Abdurrahman Raşid
Suudi Arabistan’lı gazeteci. Şarku’l Avsat’ın eski genel yayın yönetmeni
TT

Suudi Arabistan milliyetçiliğinin sorunu

Dünyadaki tüm ülkeler vatandaşlık inşa eder ve aidiyet ruhunu geliştirir. Suudi Arabistan da dün kuruluşunun 94’üncü yıldönümünü kutladı. Onun doğal ve uzun tarihi sınırları, uyumlu kabile ve etnik uzantıları, sürekli ve istikrarlı bir yönetimi olan birleşik bir devlet olduğu sonucuna varmak için haritasına bakmak yeterlidir.

Modern devlet kavramı, eski kabile temelli ve bölgesel devletçiklerden daha karmaşıktır. Farklı şekillerde milletler ve derebeylikler tarih boyunca her zaman var olmuştur. Sınırları ve egemenliği ile modern haliyle devlete gelince, 17. yüzyıldaki Vestfalya Antlaşması'ndan (24 Ekim 1648) itibaren bilinmeye başlamıştır. Bu anlaşma, ulus-devletin egemenlik ilkelerini ve uluslararası ilişkileri düzenleyen kuralları oluşturdu ve bunların çoğu günümüzde de geçerliliğini korumaktadır.

Yaşayan diğer uluslar gibi Suudi Arabistan da sayıları milyonlara varan yasa dışı göçmenler, dış müdahalelerle küreselleşme, siber saldırılar ve ulusal birliği baltalamaya yönelik sistematik propaganda kampanyaları gibi meydan okumalarla yüzleşiyor. Bunların hepsi vatandaşlığın derinleştirilmesini gerektiren, devam eden ve ciddi sorunlardır. Geçtiğimiz on yıllarda Suudi Arabistanlılar “vatanseverlik” ile rekabet eden ve onunla çatışan ideolojilerle mücadele ettiler.
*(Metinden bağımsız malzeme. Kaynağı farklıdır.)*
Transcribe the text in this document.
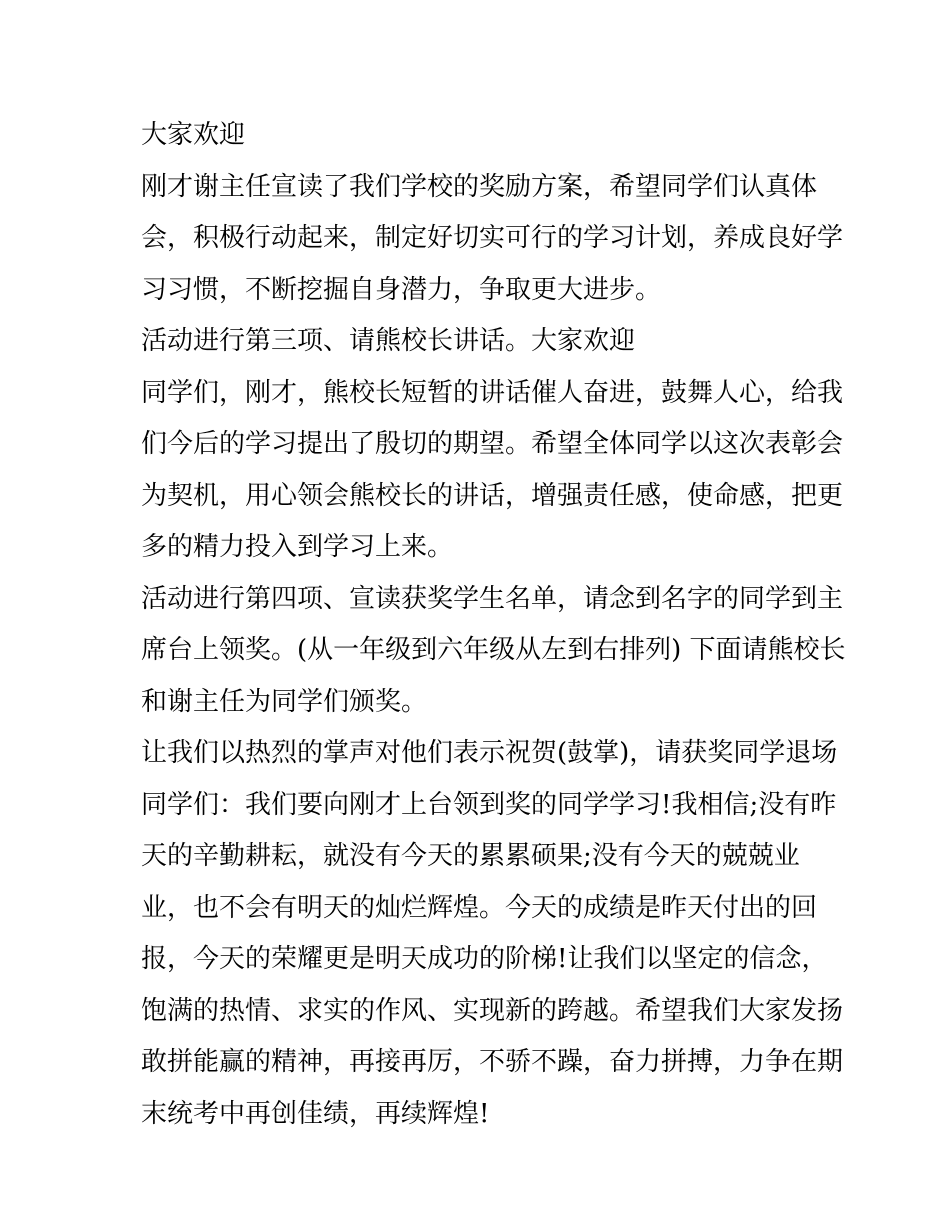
大家欢迎
刚才谢主任宣读了我们学校的奖励方案，希望同学们认真体
会，积极行动起来，制定好切实可行的学习计划，养成良好学
习习惯，不断挖掘自身潜力，争取更大进步。
活动进行第三项、请熊校长讲话。大家欢迎
同学们，刚才，熊校长短暂的讲话催人奋进，鼓舞人心，给我
们今后的学习提出了殷切的期望。希望全体同学以这次表彰会
为契机，用心领会熊校长的讲话，增强责任感，使命感，把更
多的精力投入到学习上来。
活动进行第四项、宣读获奖学生名单，请念到名字的同学到主
席台上领奖。(从一年级到六年级从左到右排列) 下面请熊校长
和谢主任为同学们颁奖。
让我们以热烈的掌声对他们表示祝贺(鼓掌)，请获奖同学退场
同学们：我们要向刚才上台领到奖的同学学习!我相信;没有昨
天的辛勤耕耘，就没有今天的累累硕果;没有今天的兢兢业
业，也不会有明天的灿烂辉煌。今天的成绩是昨天付出的回
报，今天的荣耀更是明天成功的阶梯!让我们以坚定的信念，
饱满的热情、求实的作风、实现新的跨越。希望我们大家发扬
敢拼能赢的精神，再接再厉，不骄不躁，奋力拼搏，力争在期
末统考中再创佳绩，再续辉煌!
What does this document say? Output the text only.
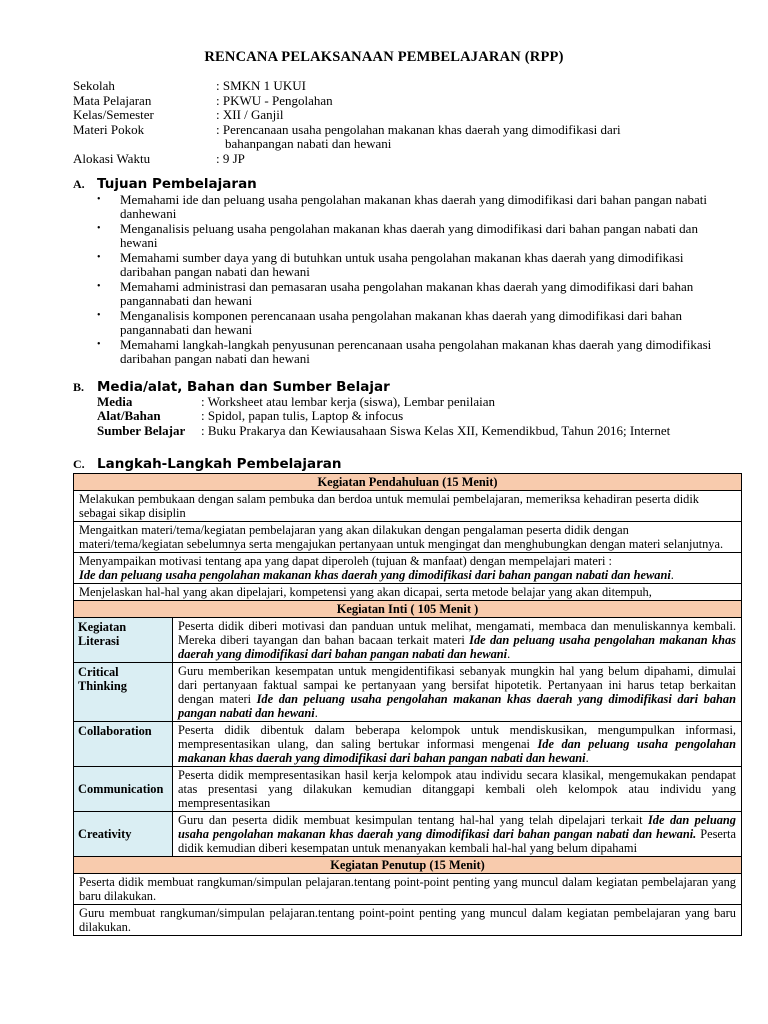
RENCANA PELAKSANAAN PEMBELAJARAN (RPP)
Sekolah	: SMKN 1 UKUI
Mata Pelajaran	: PKWU - Pengolahan
Kelas/Semester	: XII / Ganjil
Materi Pokok	: Perencanaan usaha pengolahan makanan khas daerah yang dimodifikasi dari
bahanpangan nabati dan hewani
Alokasi Waktu	: 9 JP
A. Tujuan Pembelajaran
• Memahami ide dan peluang usaha pengolahan makanan khas daerah yang dimodifikasi dari bahan pangan nabati danhewani
• Menganalisis peluang usaha pengolahan makanan khas daerah yang dimodifikasi dari bahan pangan nabati dan hewani
• Memahami sumber daya yang di butuhkan untuk usaha pengolahan makanan khas daerah yang dimodifikasi daribahan pangan nabati dan hewani
• Memahami administrasi dan pemasaran usaha pengolahan makanan khas daerah yang dimodifikasi dari bahan pangannabati dan hewani
• Menganalisis komponen perencanaan usaha pengolahan makanan khas daerah yang dimodifikasi dari bahan pangannabati dan hewani
• Memahami langkah-langkah penyusunan perencanaan usaha pengolahan makanan khas daerah yang dimodifikasi daribahan pangan nabati dan hewani
B. Media/alat, Bahan dan Sumber Belajar
Media	: Worksheet atau lembar kerja (siswa), Lembar penilaian
Alat/Bahan	: Spidol, papan tulis, Laptop & infocus
Sumber Belajar	: Buku Prakarya dan Kewiausahaan Siswa Kelas XII, Kemendikbud, Tahun 2016; Internet
C. Langkah-Langkah Pembelajaran
Kegiatan Pendahuluan (15 Menit)	
Melakukan pembukaan dengan salam pembuka dan berdoa untuk memulai pembelajaran, memeriksa kehadiran peserta didik sebagai sikap disiplin	
Mengaitkan materi/tema/kegiatan pembelajaran yang akan dilakukan dengan pengalaman peserta didik dengan materi/tema/kegiatan sebelumnya serta mengajukan pertanyaan untuk mengingat dan menghubungkan dengan materi selanjutnya.	
Menyampaikan motivasi tentang apa yang dapat diperoleh (tujuan & manfaat) dengan mempelajari materi :
Ide dan peluang usaha pengolahan makanan khas daerah yang dimodifikasi dari bahan pangan nabati dan hewani.	
Menjelaskan hal-hal yang akan dipelajari, kompetensi yang akan dicapai, serta metode belajar yang akan ditempuh,	
Kegiatan Inti ( 105 Menit )	
Kegiatan Literasi	Peserta didik diberi motivasi dan panduan untuk melihat, mengamati, membaca dan menuliskannya kembali. Mereka diberi tayangan dan bahan bacaan terkait materi Ide dan peluang usaha pengolahan makanan khas daerah yang dimodifikasi dari bahan pangan nabati dan hewani.
Critical Thinking	Guru memberikan kesempatan untuk mengidentifikasi sebanyak mungkin hal yang belum dipahami, dimulai dari pertanyaan faktual sampai ke pertanyaan yang bersifat hipotetik. Pertanyaan ini harus tetap berkaitan dengan materi Ide dan peluang usaha pengolahan makanan khas daerah yang dimodifikasi dari bahan pangan nabati dan hewani.
Collaboration	Peserta didik dibentuk dalam beberapa kelompok untuk mendiskusikan, mengumpulkan informasi, mempresentasikan ulang, dan saling bertukar informasi mengenai Ide dan peluang usaha pengolahan makanan khas daerah yang dimodifikasi dari bahan pangan nabati dan hewani.
Communication	Peserta didik mempresentasikan hasil kerja kelompok atau individu secara klasikal, mengemukakan pendapat atas presentasi yang dilakukan kemudian ditanggapi kembali oleh kelompok atau individu yang mempresentasikan
Creativity	Guru dan peserta didik membuat kesimpulan tentang hal-hal yang telah dipelajari terkait Ide dan peluang usaha pengolahan makanan khas daerah yang dimodifikasi dari bahan pangan nabati dan hewani. Peserta didik kemudian diberi kesempatan untuk menanyakan kembali hal-hal yang belum dipahami
Kegiatan Penutup (15 Menit)	
Peserta didik membuat rangkuman/simpulan pelajaran.tentang point-point penting yang muncul dalam kegiatan pembelajaran yang baru dilakukan.	
Guru membuat rangkuman/simpulan pelajaran.tentang point-point penting yang muncul dalam kegiatan pembelajaran yang baru dilakukan.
Belki de ideolojilerinin altmışlı ve yetmişli yıllardaki yaygınlığına ve çekiciliğine rağmen, dış taraflara bağlı olmayan Arap milliyetçileri hariç, Arap komünistler yabancı partilere, aynı şekilde Müslüman Kardeşler gibi ümmetçi İslami grupların mensupları da dışarıya bağlı olmakla suçlanırken, güçlü ve uzun zamana yayılmış bir modele sahip olmadığını söylersek abartmış olmayız.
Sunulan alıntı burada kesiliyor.